Monday, February 13, 2012

even ferrents need vacations

sometimes being a ferrent means going away and taking some time to recharge away from the carpet sharks. but it can be a difficult task to manage to get away when you have ferrets. finding a ferret sitter, especially when you have a business as large as we do, takes some tenacity, a bit of luck, and some really good friends.

fry & i just got back yesterday from a weekend up north at legendary waters resort and casino. february is a big month for us. we have our anniversary (the 3rd), my gastric bypass rebirthday (the 11th), & valentines day (the 14th). we decided to treat ourselves to a little weekend getaway. we've only been away from home twice. once we spent the night at a B&B for new year's eve (2010 into 2011) and the other time we spent one night away from home when ry's grandpa died. we drove to omaha for the funeral, spent one day in nebraska before coming back.

the previous times we left we had all the ferrets in the cage. not ideal, but one night away from them is ok. the first time we had 11 and we were gone for a little over 24 hours. we came home to some very mad ferrets, the cage trashed, and litter boxes in desperate need of scooping. the second time was after podo passed away. the ferrets were alone for about 36 hours, give or take. once again the cage was trashed, the litter boxes had to be completely dumped, and the fuzzbutts were mad at us. this was before nyddah went on her prednisone so it was ok that they were alone. {at right, cassie hanging out in his favorite place: the hamburger}

having a ferret on meds plus leaving town for a couple of days takes planning. there are places that board animals, but i honestly would not trust any of them with my babies. not because i've heard bad things about them, but just because ferrets are an exotic animal, and they need special considerations. i'm also very persnickety about my fuzzbots and their care. ferrets, even if they don't have special needs, require more attention than a dog or a cat.

when we were planning our getaway it was before nyddah crossed the rainbow bridge. nicole and her husband said they would watch nyddah and her BFFs for us. they have experience with ferrets on meds, plus, if there was an emergency to occur with nyddah i wouldn't've wanted her anywhere else. we had watched some of their furries in the past and they were willing to help us out this time. obviously they wouldn't've been able to take all 10. but they were going to take 3 which was going to leave 7 at home in the cage. my sister agreed to come over to our place, take the others out to play, scoop their litter boxes, and check to make sure they had enough food and water. so everything was all set and planned.

after nyddah passed away nicole said they would still watch three. which i thought was awesome. which left 6 at home in the cage. considering the cage they have is like ten feet tall and 6 feet wide we could have left the 6 alone for the two days. the cage has 8 litter boxes in it, two 64 ounce water bottles, 5 food dishes, and 17 beds/hammocks. with ferrets it's not just about basic care needs. they have social needs which are just as important. they like to play and be pet and cuddled and bounce around. so my sister still came up saturday to spend a few hours with the other six giving them the interaction time they needed.

considering the fact our family dynamic has changed with nyddah gone i was very worried about my babies. ferrets can get depressed and that can make them sick just like depression can make humans physically ill. so far the six that stayed home are doing well. i've seen them all and played with them all since fry and i got home. cupcake does not seem phased that there are only six here instead of nine. she actually really seems to be enjoying life without the rest of the gang. lucy seems to be missing rynus. poor sunny d is in a tailspin with nyddah gone and his brother cassie still over at nicole's. i think bandit is missing smoke-doggg a bit, but she sleeps so much that i haven't seen her much. {pictured at left is sunny d, front, doodle, back}

i'm heading over tonight at dinner time to collect my remaining three fuzzbutts. there is a lot less chaos in the house since there are only six here right now, but the house is missing something. i'm looking forward to having my business back together again. nicole has kept me updated on the kids she has. cassie, smokey, and rynus have been very entertaining. i think if we go out of town again they are more than welcome at nicole's house. now, a week long vacation, that would require quite a bit more planning and maybe an in-house ferret sitter. for any that don't go on a vacation themselves.

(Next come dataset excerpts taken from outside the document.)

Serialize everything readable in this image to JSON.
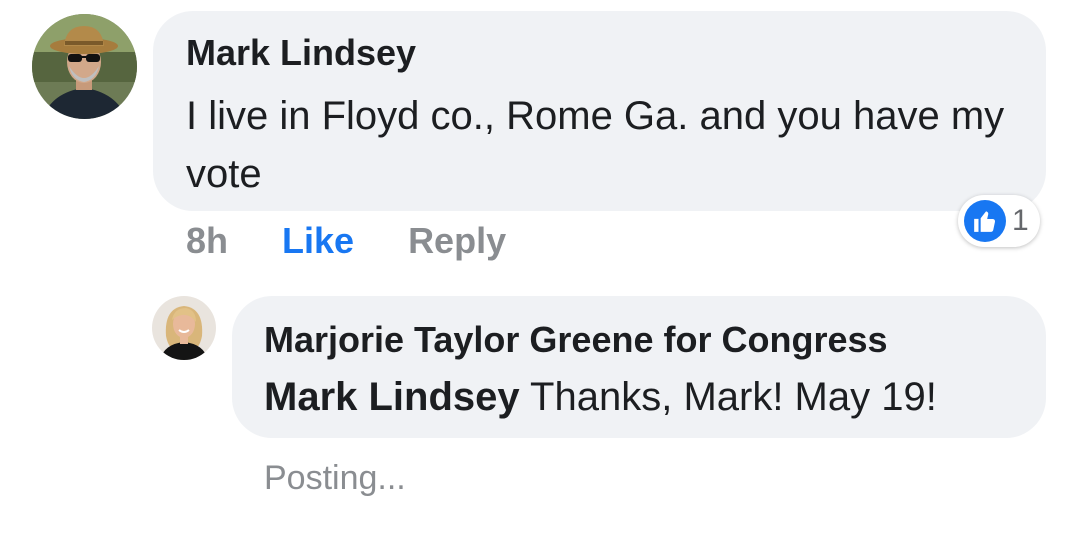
{
  "comment": {
    "author": "Mark Lindsey",
    "text": "I live in Floyd co., Rome Ga. and you have my vote",
    "timestamp": "8h",
    "like_label": "Like",
    "reply_label": "Reply",
    "reactions": {
      "icon": "thumbs-up-icon",
      "count": "1"
    }
  },
  "reply": {
    "author": "Marjorie Taylor Greene for Congress",
    "mention": "Mark Lindsey",
    "text": " Thanks, Mark! May 19!",
    "status": "Posting..."
  },
  "colors": {
    "bubble": "#f0f2f5",
    "like_blue": "#1877f2",
    "muted": "#8a8d91",
    "text": "#1c1e21"
  }
}
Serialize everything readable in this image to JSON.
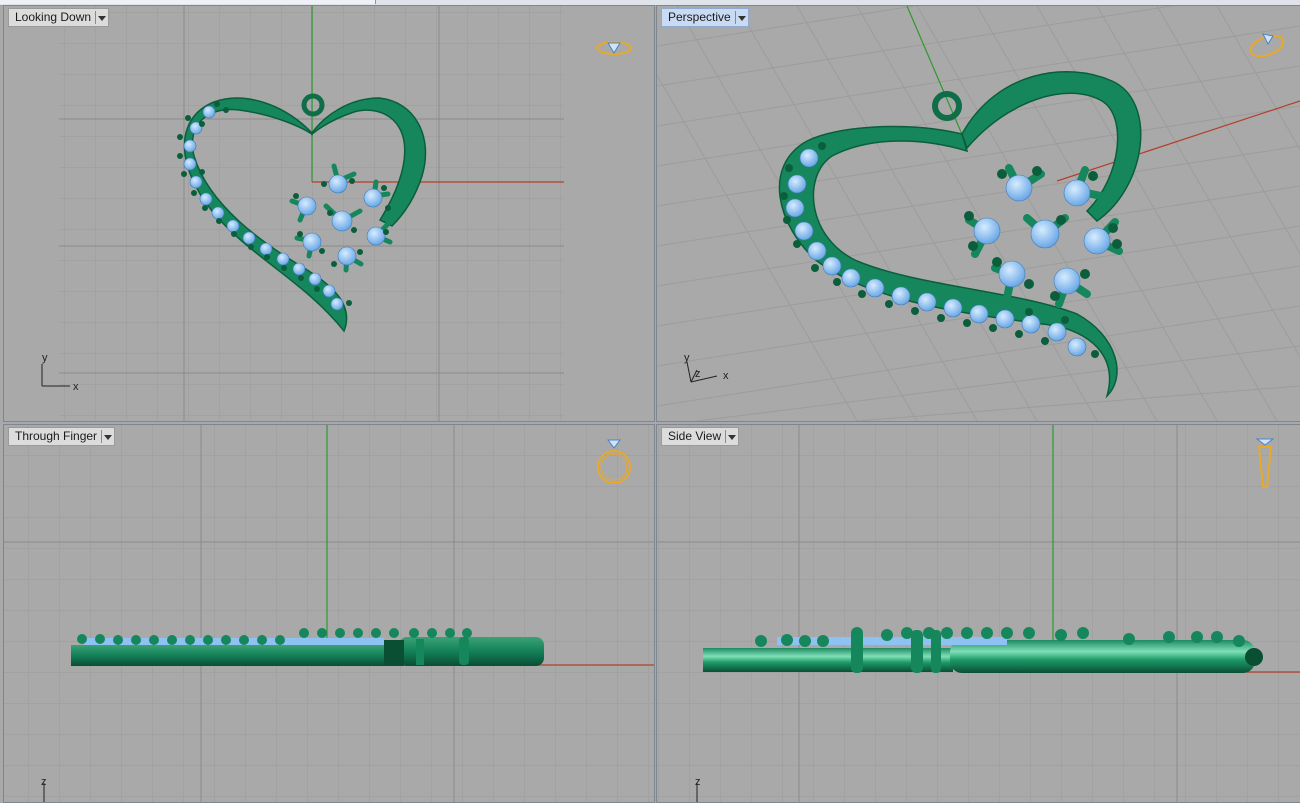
{
  "viewports": {
    "top": {
      "label": "Looking Down",
      "axes": [
        "y",
        "x"
      ]
    },
    "perspective": {
      "label": "Perspective",
      "axes": [
        "y",
        "z",
        "x"
      ]
    },
    "front": {
      "label": "Through Finger",
      "axes": [
        "z"
      ]
    },
    "right": {
      "label": "Side View",
      "axes": [
        "z"
      ]
    }
  },
  "icons": {
    "top": "ring-top-view-icon",
    "perspective": "ring-perspective-icon",
    "front": "ring-front-view-icon",
    "right": "ring-side-view-icon"
  },
  "colors": {
    "metal": "#12845a",
    "gem": "#8ec2f2",
    "background": "#a9a9a9",
    "grid": "#9b9b9b",
    "x_axis": "#b3402c",
    "y_axis": "#2e9a2e",
    "icon": "#e8a92a",
    "active_label": "#c9dbf3"
  }
}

Saturday, February 11, 2012

fare thee well, mamma nyddah

monday february 6th nyddah said goodbye to this world and made her journey across the rainbow bridge.

it's been nearly a week and i still can't think that or say that without tears. as i type they roll from my eyes and cut salty streaks down my cheeks. it's taken me this long to be able to write this blog.

it's not that it came as a surprise to me. it didn't in anyway. i've known for a long time that each day i have with her is a blessing and it was only a matter of time before she and i would part ways in this world. recently i wrote about her in having a special needs ferret. that post was difficult to write when i listed out her medical problems because it made it all the more real that she really was not immortal.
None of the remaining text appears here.